At the same time, workers may find themselves wondering, should our professions bring us purpose and fulfillment? In his famous commencement speech to Stanford, Steve Jobs urged grads to “love what you do.” But is that great career advice?

Elizabeth Gilbert, author of Eat, Pray, Love, doesn’t necessarily think you need to love your job. On LinkedIn’s Hello Monday podcast, LinkedIn Senior Editor Jessi Hempel talks about this with Gilbert, who opens up about choosing a calling over a career, and why “do what you love” isn’t always great career advice.

You can read a transcript of the interview here.

WorkingNation has addressed connecting your work to your purpose in life by featuring columns from best-selling author Dr. Mark Goulston and Mick Kubiak, a licensed Marriage and Family Therapist who specializes in parent counseling and life coaching.
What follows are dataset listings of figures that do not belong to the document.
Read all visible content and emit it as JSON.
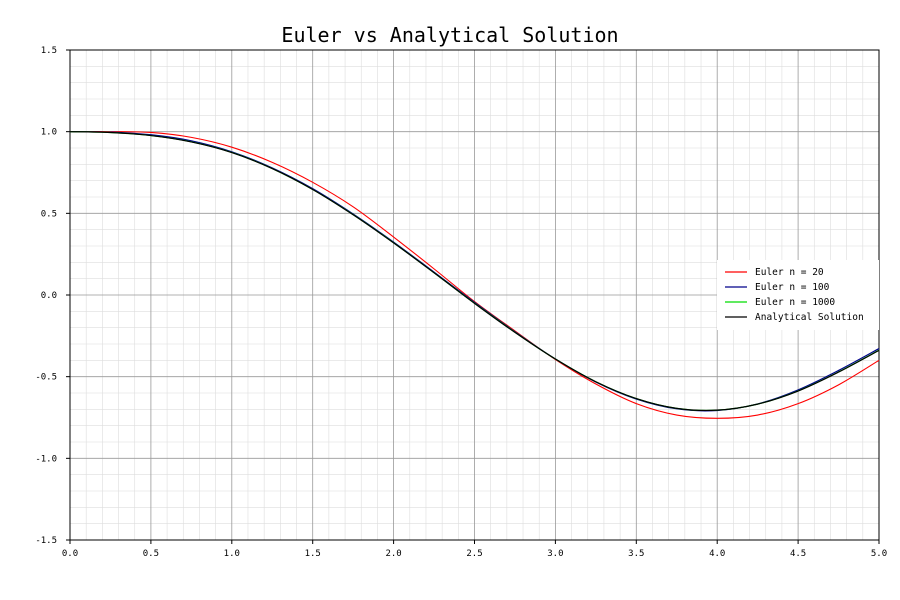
{
  "chart_data": {
    "type": "line",
    "title": "Euler vs Analytical Solution",
    "xlabel": "",
    "ylabel": "",
    "xlim": [
      0.0,
      5.0
    ],
    "ylim": [
      -1.5,
      1.5
    ],
    "x_ticks": [
      "0.0",
      "0.5",
      "1.0",
      "1.5",
      "2.0",
      "2.5",
      "3.0",
      "3.5",
      "4.0",
      "4.5",
      "5.0"
    ],
    "y_ticks": [
      "1.5",
      "1.0",
      "0.5",
      "0.0",
      "-0.5",
      "-1.0",
      "-1.5"
    ],
    "grid": true,
    "minor_grid": true,
    "legend_position": "right",
    "series": [
      {
        "name": "Euler n = 20",
        "color": "#ff0000",
        "x": [
          0.0,
          0.25,
          0.5,
          0.75,
          1.0,
          1.25,
          1.5,
          1.75,
          2.0,
          2.25,
          2.5,
          2.75,
          3.0,
          3.25,
          3.5,
          3.75,
          4.0,
          4.25,
          4.5,
          4.75,
          5.0
        ],
        "y": [
          1.0,
          1.0,
          0.995,
          0.965,
          0.905,
          0.812,
          0.69,
          0.54,
          0.355,
          0.16,
          -0.04,
          -0.22,
          -0.395,
          -0.545,
          -0.665,
          -0.735,
          -0.755,
          -0.735,
          -0.665,
          -0.55,
          -0.4
        ]
      },
      {
        "name": "Euler n = 100",
        "color": "#00008b",
        "x": [
          0.0,
          0.25,
          0.5,
          0.75,
          1.0,
          1.25,
          1.5,
          1.75,
          2.0,
          2.25,
          2.5,
          2.75,
          3.0,
          3.25,
          3.5,
          3.75,
          4.0,
          4.25,
          4.5,
          4.75,
          5.0
        ],
        "y": [
          1.0,
          0.997,
          0.981,
          0.944,
          0.877,
          0.778,
          0.651,
          0.496,
          0.324,
          0.14,
          -0.045,
          -0.225,
          -0.392,
          -0.533,
          -0.637,
          -0.697,
          -0.707,
          -0.667,
          -0.581,
          -0.462,
          -0.328
        ]
      },
      {
        "name": "Euler n = 1000",
        "color": "#00dd00",
        "x": [
          0.0,
          0.25,
          0.5,
          0.75,
          1.0,
          1.25,
          1.5,
          1.75,
          2.0,
          2.25,
          2.5,
          2.75,
          3.0,
          3.25,
          3.5,
          3.75,
          4.0,
          4.25,
          4.5,
          4.75,
          5.0
        ],
        "y": [
          1.0,
          0.995,
          0.976,
          0.938,
          0.873,
          0.774,
          0.646,
          0.492,
          0.32,
          0.136,
          -0.05,
          -0.228,
          -0.392,
          -0.531,
          -0.634,
          -0.694,
          -0.705,
          -0.668,
          -0.587,
          -0.471,
          -0.338
        ]
      },
      {
        "name": "Analytical Solution",
        "color": "#000000",
        "x": [
          0.0,
          0.25,
          0.5,
          0.75,
          1.0,
          1.25,
          1.5,
          1.75,
          2.0,
          2.25,
          2.5,
          2.75,
          3.0,
          3.25,
          3.5,
          3.75,
          4.0,
          4.25,
          4.5,
          4.75,
          5.0
        ],
        "y": [
          1.0,
          0.995,
          0.976,
          0.937,
          0.872,
          0.774,
          0.646,
          0.491,
          0.319,
          0.136,
          -0.051,
          -0.229,
          -0.392,
          -0.531,
          -0.634,
          -0.694,
          -0.705,
          -0.668,
          -0.588,
          -0.472,
          -0.339
        ]
      }
    ]
  }
}
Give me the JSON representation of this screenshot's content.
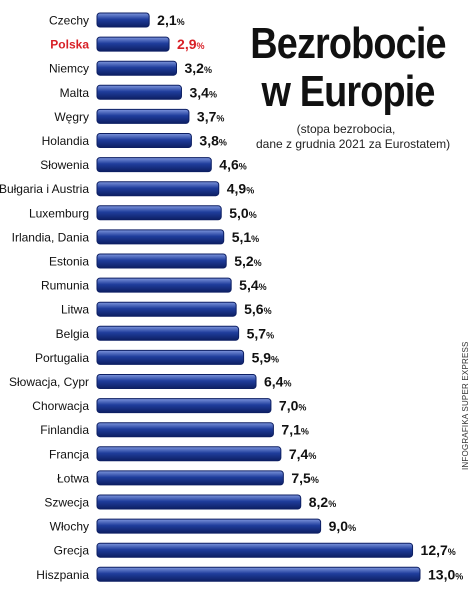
{
  "title_lines": [
    "Bezrobocie",
    "w Europie"
  ],
  "subtitle_lines": [
    "(stopa bezrobocia,",
    "dane z grudnia 2021 za Eurostatem)"
  ],
  "credit": "INFOGRAFIKA SUPER EXPRESS",
  "colors": {
    "bar_fill": "#1f3d9c",
    "bar_highlight": "#7e96dd",
    "bar_border": "#0d1f63",
    "label_text": "#111111",
    "highlight_text": "#d81f26"
  },
  "chart_data": {
    "type": "bar",
    "orientation": "horizontal",
    "title": "Bezrobocie w Europie",
    "subtitle": "(stopa bezrobocia, dane z grudnia 2021 za Eurostatem)",
    "unit": "%",
    "xlim": [
      0,
      13.0
    ],
    "grid": false,
    "categories": [
      "Czechy",
      "Polska",
      "Niemcy",
      "Malta",
      "Węgry",
      "Holandia",
      "Słowenia",
      "Bułgaria i Austria",
      "Luxemburg",
      "Irlandia, Dania",
      "Estonia",
      "Rumunia",
      "Litwa",
      "Belgia",
      "Portugalia",
      "Słowacja, Cypr",
      "Chorwacja",
      "Finlandia",
      "Francja",
      "Łotwa",
      "Szwecja",
      "Włochy",
      "Grecja",
      "Hiszpania"
    ],
    "values": [
      2.1,
      2.9,
      3.2,
      3.4,
      3.7,
      3.8,
      4.6,
      4.9,
      5.0,
      5.1,
      5.2,
      5.4,
      5.6,
      5.7,
      5.9,
      6.4,
      7.0,
      7.1,
      7.4,
      7.5,
      8.2,
      9.0,
      12.7,
      13.0
    ],
    "value_labels": [
      "2,1",
      "2,9",
      "3,2",
      "3,4",
      "3,7",
      "3,8",
      "4,6",
      "4,9",
      "5,0",
      "5,1",
      "5,2",
      "5,4",
      "5,6",
      "5,7",
      "5,9",
      "6,4",
      "7,0",
      "7,1",
      "7,4",
      "7,5",
      "8,2",
      "9,0",
      "12,7",
      "13,0"
    ],
    "highlighted": [
      "Polska"
    ]
  }
}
“Many of us associate our job with our purpose in life. It’s so common, in fact, that often we are not even conscious of the fact that our job and our purpose in life are two separate things that sometimes overlap, and sometimes do not,” Kubiak writes. “Believing that your job and your purpose in life are one and the same can be quite harmless, so long as nothing ever changes. As long as we have a lifelong guarantee of job stability and security, we can go on without ever suffering from this mistaken belief, and no real harm will come to us. Until we retire, that is. This is why retirement is so often associated with existential confusion if not outright despair.”

There are organizations offering solutions for workers who are reskilling and students looking to find the right career pathway. Dr. Goulston mentions a program called Path2HappiSuccess. The program helps students determine their top career, best major and path in life, and has resulted in 70 million U.S. workers actively considering a career change.